5. Late work will always be accepted (any grade is better than a zero). Late work will be penalized ONE LETTER GRADE PER DAY UP TO 50 POINTS OFF. Work is considered late if it is not turned in at the BEGINNING of the class in which it is due. See also the make up policy, section 2.
6. If a student chooses to rewrite an essay, he or she must
7. All essays will be blind graded. For this to happen you must leave a blank first page and place your name ONLY on the back cover of the essay.
8. Any student may ask for a second reading of an essay. Whatever grade is received for the second reading will be averaged with the grade from the first reading.
9. Extra-credit does not exist. Do well on the assignments that are assigned.
MAKE UP POLICY
1. In the event of an absence on an exam day, the student will be expected to make up the exam on the day of his or her return to school.
2. In the event of an absence on the day an essay is due, the student will be expected to make arrangements to turn in the essay (either to my hand or to my mailbox in the main office OR emailed as an attachment) on the day the essay is due BEFORE the class period begins. By the way, be sure your email works. If it arrives garbled (i.e., our computers only read documents saved in a Word format [.doc]) then it has NOT arrived. If you have questions regarding your word processing software you should ask before you trust.
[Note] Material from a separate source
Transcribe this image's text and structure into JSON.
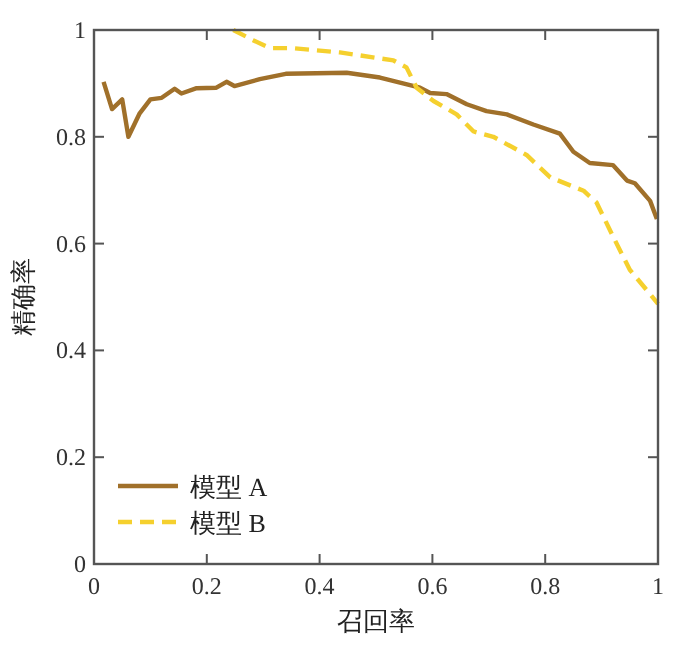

3. If an absence is of a long term nature, arrangements should be made to set up a schedule to complete exams and turn in essays in a timely manner.
4. The teacher reserves the right to alter this under extenuating circumstances.
1. Homework consists primarily of reading and research. It is the responsibility of each student to develop an organizational plan that will prepare him or her for each class.
2. If reading and research are not completed in a timely manner the student will find the classroom dialogue difficult (or impossible) to follow and contributions will be either superficial or absent.
3. No quizzes will be given. Each student is expected to take responsibility for his or her own gathering of the content of the course. Class time will be spent exploring the implications of various interpretations of that data.
REMEDIAL WORK AND TEACHER OFFICE HOURS
1. Help is always available before or after school by appointment.
2. Help is usually available during the instructor's preparation period or his lunch period, again by appointment.
3. It is the responsibility of the student to seek out these sessions.